Tue, Jun 26th 2018 10:00 am
Diocese of Buffalo
Siobhan O'Connor
Siobhan O'Connor

"Bishop Malone's office, Siobhan speaking - how may I help you?" Over the last two months, a multitude of callers have been on the receiving end of my phone greeting. I've talked to distressed citizens who express anger over Church cover-ups and silence, to concerned Catholics whose faith has been shaken by the priest abuse scandal, and to the victims of this abuse themselves. These latter individuals often share their stories, which are heartbreakingly horrible to hear. Even being on the periphery of their pain has been deeply disturbing. Yet remarkably, it is their strength more than their suffering that has most resonated with me.

It was my privilege to speak with the mother of two abused children, who said she would be praying for the abusing priest because he needs prayers more than anyone. I have spoken to a victim who began to console me when I broke down while speaking to him. Another time a victim shared his story of returning to God and how he found peace and joy through regaining his faith. Often I am overcome by the forgiveness, compassion and resiliency of these individuals.
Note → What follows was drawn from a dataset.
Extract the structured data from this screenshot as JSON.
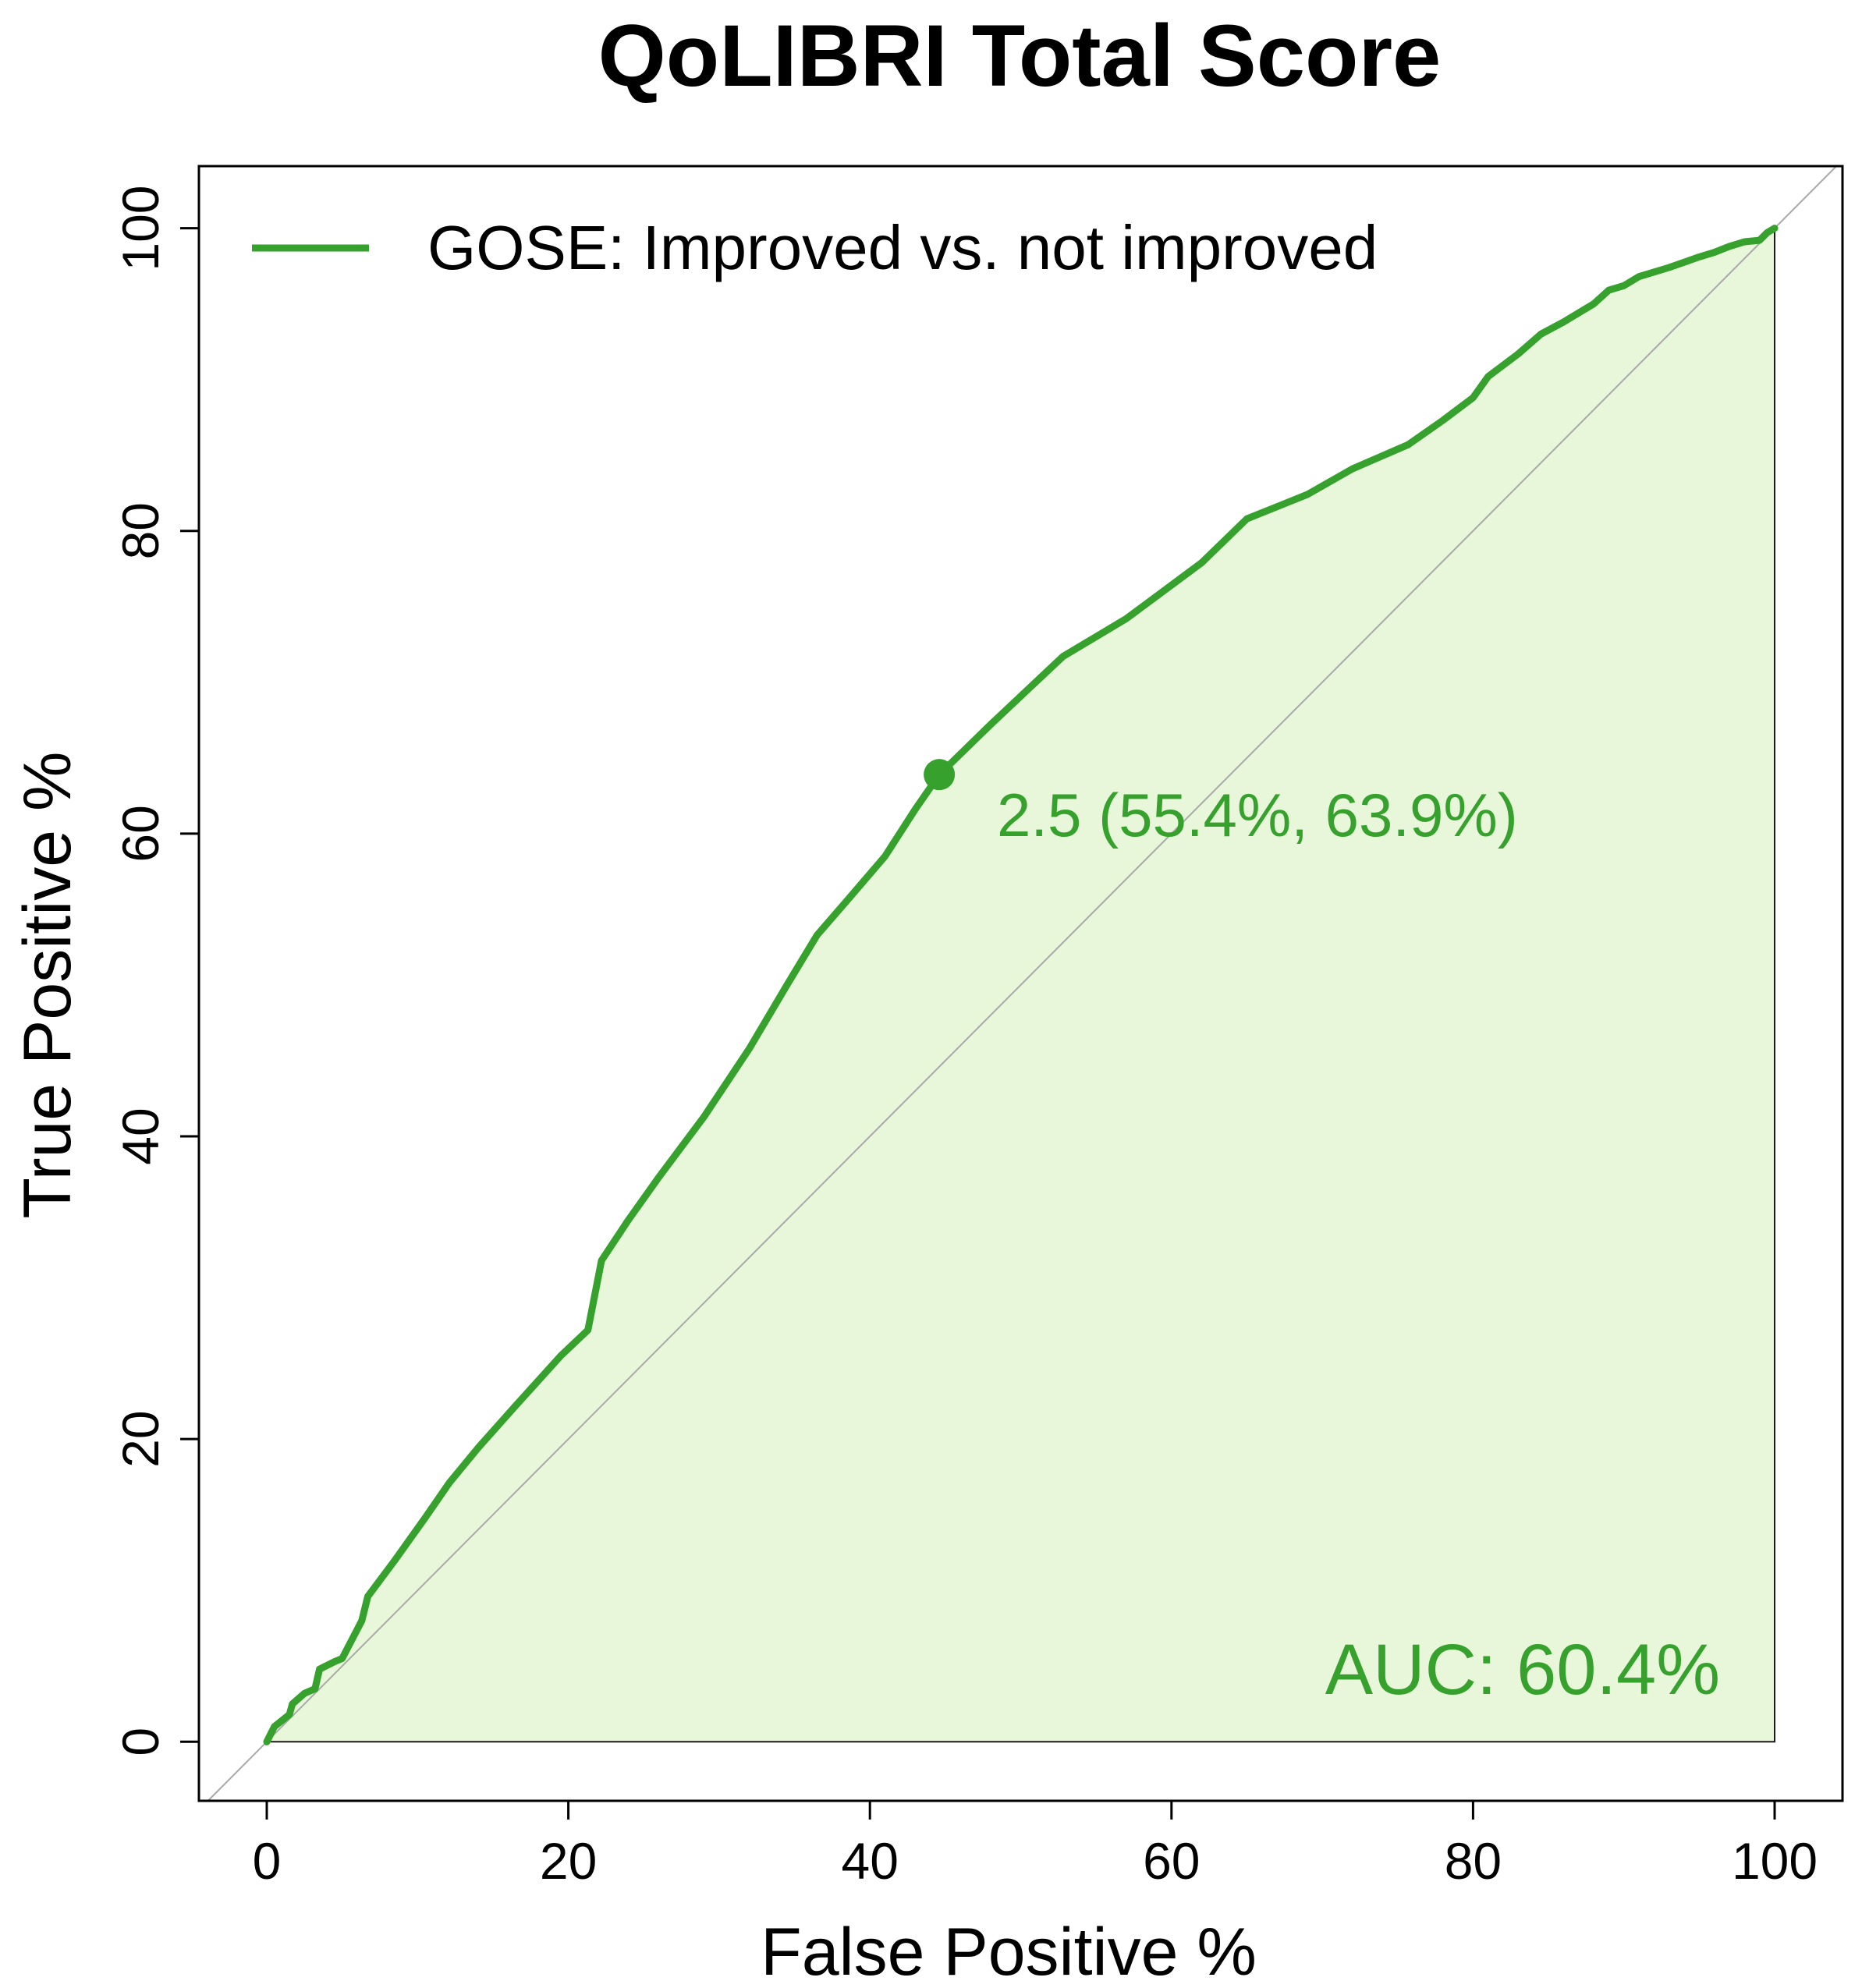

Yet I've also spoken with people who literally mock victims and accuse them of being "out for money" or "making up stories." Believe me, you can't make this kind of horror up! The victims' descriptions are too detailed, their pain is too raw and their memories are too powerful for them to be frauds. To suggest so is a slap in the face to these brave individuals, who have had the courage to speak of the traumatic abuse they suffered when they were young and innocent. Also, not one victim I've talked to is "in it for the money." In fact, one repeatedly told me that "money can't buy me peace, health, healing or happiness."

And then there is the story of a man I'll call Joseph. A victim of sexual abuse by a priest, he came to the Catholic Center to make a donation to the Independent Reconciliation and Compensation Program, which is part of the diocese's ongoing efforts to help those who were abused as a child by a member of our diocesan clergy. Despite enduring great trauma at a young age, Joseph has forgiven his abuser and now seeks to help other victims since he knows their pain so well. His donation, he told me, was inspired by the Amish families who baked pies for the parents of the man who murdered their daughters in the 2006 School House Shooting. Joseph explained that his donation to the IRCP was "his pie."
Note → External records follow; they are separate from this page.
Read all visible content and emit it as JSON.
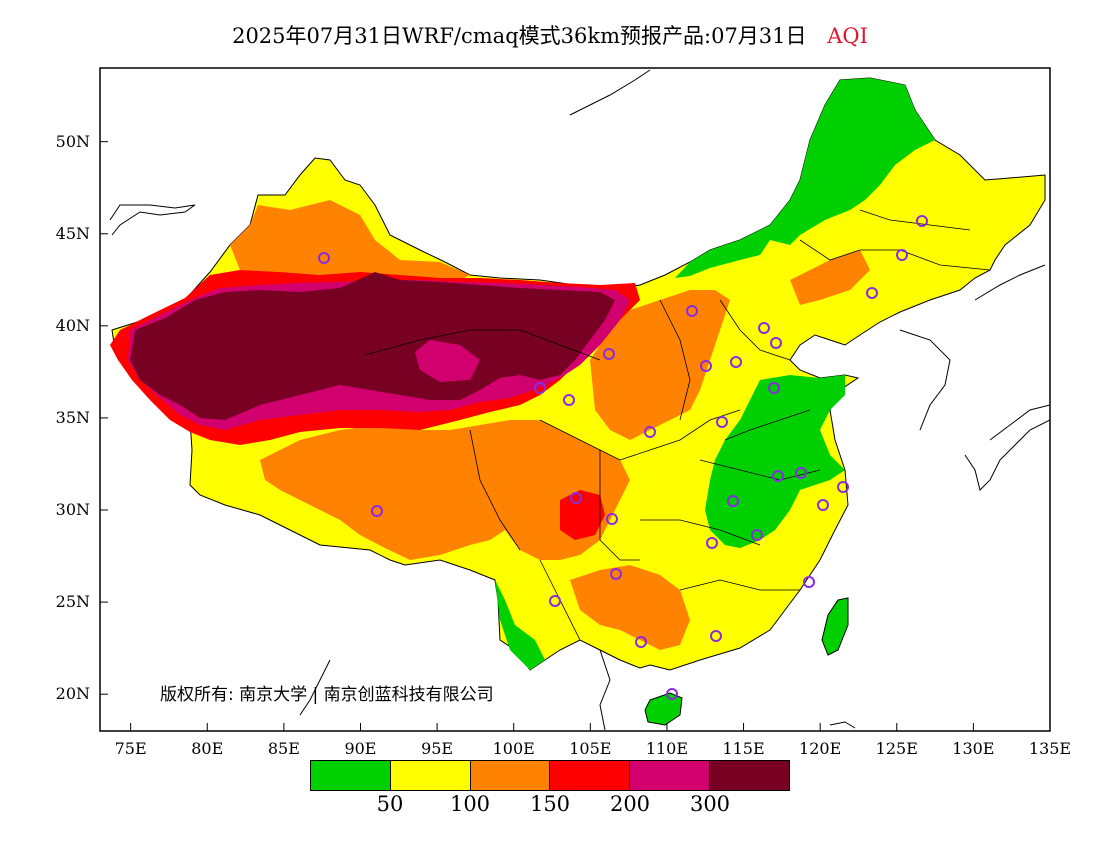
{
  "title": {
    "main": "2025年07月31日WRF/cmaq模式36km预报产品:07月31日",
    "variable": "AQI"
  },
  "copyright": "版权所有: 南京大学 | 南京创蓝科技有限公司",
  "map": {
    "lon_range": [
      73,
      135
    ],
    "lat_range": [
      18,
      54
    ],
    "lon_ticks": [
      "75E",
      "80E",
      "85E",
      "90E",
      "95E",
      "100E",
      "105E",
      "110E",
      "115E",
      "120E",
      "125E",
      "130E",
      "135E"
    ],
    "lat_ticks": [
      "50N",
      "45N",
      "40N",
      "35N",
      "30N",
      "25N",
      "20N"
    ]
  },
  "legend": {
    "colors": [
      "#00d000",
      "#ffff00",
      "#ff8200",
      "#ff0000",
      "#d2006e",
      "#780022"
    ],
    "labels": [
      "50",
      "100",
      "150",
      "200",
      "300"
    ]
  }
}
If you have been inclined to criticize, doubt or disparage the nameless victims whose stories you know nothing about, I beg you to reconsider. Consider Joseph and his pie. That is the kind of man you are mocking. These individuals deserve our compassionate support, not our cynical criticism.

To the victims: it has been an immense privilege to speak with many of you. Despite the nefarious circumstances that led to our conversations, you have been incredible reminders of the resiliency of the human spirit. I want you to know that I believe you. I support you. I respect you. And, with all my heart, I thank you for restoring my faith in humanity when it was at its lowest ebb. You are enduring witnesses to the power of hope and healing. I will pray for you every day as long as I live.